Special Populations
Geriatric Patients: Repaglinide's elimination half-life was longer in a study of 11 elderly NIDDM patients (patients over 65 years old), with a mean value of 7.2 hours compared to 3.3 hours in patients between the ages of 18 and 54. In this study, the geriatric patients' CL/F was decreased and their V/F was raised. The dosage for elderly NIDDM patients does not need to be changed.
Hepatic Impairment: After a single 0.5 mg oral dose, the pharmacokinetics of repaglinide were assessed in 8 subjects with mild (n = 4) and moderate (n = 4) hepatic impairment. Subjects with mild hepatic impairment had Cmax and AUC that were about 2-fold higher than those in healthy subjects, but there was no discernible change in Cmax. Cmax was three times higher, Tmax was prolonged, and AUC was five times higher in subjects with moderate hepatic impairment than in healthy subjects. Both mild and moderate hepatic impairment led to a 50% reduction in the mean apparent clearance (CL/F).
For patients with mild hepatic impairment, there is no need to change the dosage. The starting dose for patients with moderate hepatic impairment should be 0.5 mg once daily.
Renal Impairment: As renal function declined, there was a decrease in the apparent clearance (CL/F) of repaglinide and an increase in the AUC in a study of 8 NIDDM patients with varying levels of renal function (creatinine clearance ranging from 22 to 78 mL/min).
For patients with mild to moderate renal impairment (creatinine clearance 30 mL/min), there is no need to change the dosage. starting dose should be 0.5 mg once daily for patients with severe renal impairment (creatinine clearance 30 mL/min). Repaglinide dosage adjustments should be made in accordance with the patient's response, which should be closely monitored.
Drug Interactions: In vitro research indicates that repaglinide is a cytochrome P450 3A4 (CYP3A4) substrate. Ketoconazole, a CYP3A4 inhibitor, was administered concurrently with repaglinide, which caused its AUC and Cmax to increase by twofold. The pharmacokinetics of repaglinide were unaffected when it was co-administered with gemfibrozil, another CYP3A4 inhibitor.
The pharmacokinetics of repaglinide were unaffected by the coadministration of repaglinide (0.5 mg single dose) and the gastric acid secretion inhibitor cimetidine (800 mg single dose).

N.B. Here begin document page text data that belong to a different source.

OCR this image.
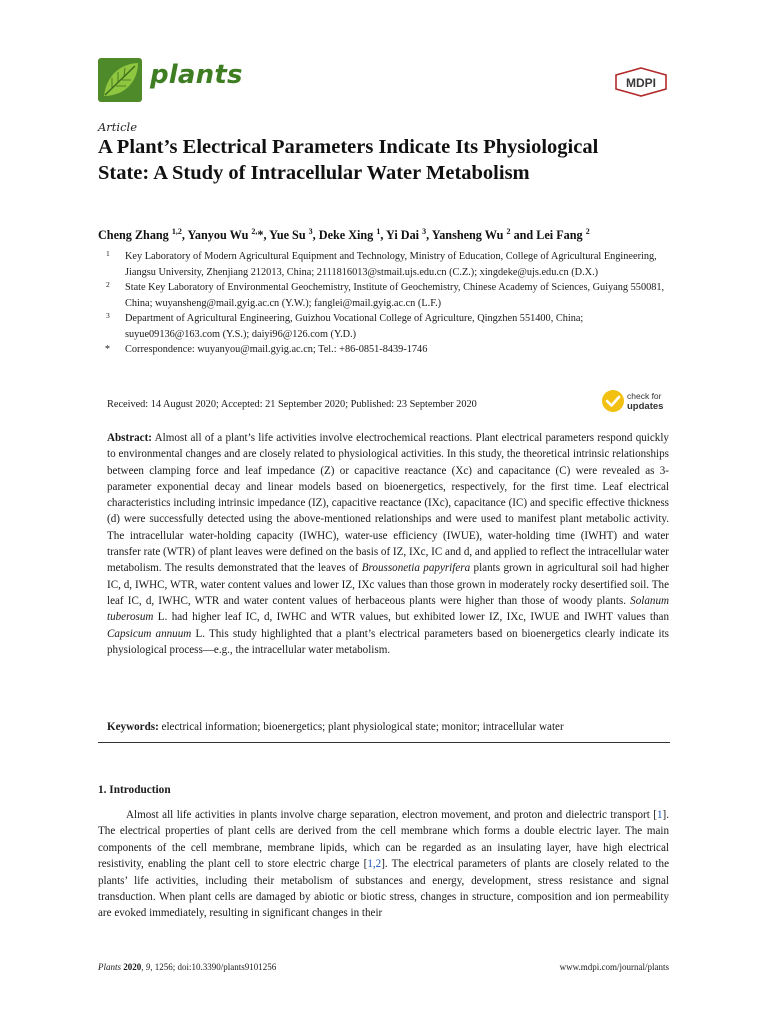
plants	MDPI
Article
A Plant’s Electrical Parameters Indicate Its Physiological State: A Study of Intracellular Water Metabolism
Cheng Zhang $^{1,2}$, Yanyou Wu $^{2,}$*, Yue Su $^3$, Deke Xing $^1$, Yi Dai $^3$, Yansheng Wu $^2$ and Lei Fang $^2$
1 Key Laboratory of Modern Agricultural Equipment and Technology, Ministry of Education, College of Agricultural Engineering, Jiangsu University, Zhenjiang 212013, China; 2111816013@stmail.ujs.edu.cn (C.Z.); xingdeke@ujs.edu.cn (D.X.)
2 State Key Laboratory of Environmental Geochemistry, Institute of Geochemistry, Chinese Academy of Sciences, Guiyang 550081, China; wuyansheng@mail.gyig.ac.cn (Y.W.); fanglei@mail.gyig.ac.cn (L.F.)
3 Department of Agricultural Engineering, Guizhou Vocational College of Agriculture, Qingzhen 551400, China; suyue09136@163.com (Y.S.); daiyi96@126.com (Y.D.)
* Correspondence: wuyanyou@mail.gyig.ac.cn; Tel.: +86-0851-8439-1746
Received: 14 August 2020; Accepted: 21 September 2020; Published: 23 September 2020
check for
updates
Abstract: Almost all of a plant’s life activities involve electrochemical reactions. Plant electrical parameters respond quickly to environmental changes and are closely related to physiological activities. In this study, the theoretical intrinsic relationships between clamping force and leaf impedance (Z) or capacitive reactance (Xc) and capacitance (C) were revealed as 3-parameter exponential decay and linear models based on bioenergetics, respectively, for the first time. Leaf electrical characteristics including intrinsic impedance (IZ), capacitive reactance (IXc), capacitance (IC) and specific effective thickness (d) were successfully detected using the above-mentioned relationships and were used to manifest plant metabolic activity. The intracellular water-holding capacity (IWHC), water-use efficiency (IWUE), water-holding time (IWHT) and water transfer rate (WTR) of plant leaves were defined on the basis of IZ, IXc, IC and d, and applied to reflect the intracellular water metabolism. The results demonstrated that the leaves of Broussonetia papyrifera plants grown in agricultural soil had higher IC, d, IWHC, WTR, water content values and lower IZ, IXc values than those grown in moderately rocky desertified soil. The leaf IC, d, IWHC, WTR and water content values of herbaceous plants were higher than those of woody plants. Solanum tuberosum L. had higher leaf IC, d, IWHC and WTR values, but exhibited lower IZ, IXc, IWUE and IWHT values than Capsicum annuum L. This study highlighted that a plant’s electrical parameters based on bioenergetics clearly indicate its physiological process—e.g., the intracellular water metabolism.
Keywords: electrical information; bioenergetics; plant physiological state; monitor; intracellular water
1. Introduction
Almost all life activities in plants involve charge separation, electron movement, and proton and dielectric transport [1]. The electrical properties of plant cells are derived from the cell membrane which forms a double electric layer. The main components of the cell membrane, membrane lipids, which can be regarded as an insulating layer, have high electrical resistivity, enabling the plant cell to store electric charge [1,2]. The electrical parameters of plants are closely related to the plants’ life activities, including their metabolism of substances and energy, development, stress resistance and signal transduction. When plant cells are damaged by abiotic or biotic stress, changes in structure, composition and ion permeability are evoked immediately, resulting in significant changes in their
Plants 2020, 9, 1256; doi:10.3390/plants9101256	www.mdpi.com/journal/plants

Repaglinide is not an inhibitor of the cytochrome P450 isozymes 1A2, 2C9, 2C19, 2D6, or 3A4 according to in vitro data.
Repaglinide does not appear to induce the cytochrome P450 isozymes 1A2, 2B1, 2C9, or 3A4 according to in vitro data.
Following single-dose administration of metformin hydrochloride (500 mg) and repaglinide (0.5 mg) to healthy volunteers, repaglinide had no effect on the pharmacokinetics of metformin.
Following single-dose administration of glipizide (10 mg) and repaglinide (0.5 mg) to healthy volunteers, repaglinide had no effect on the pharmacokinetics of glipizide.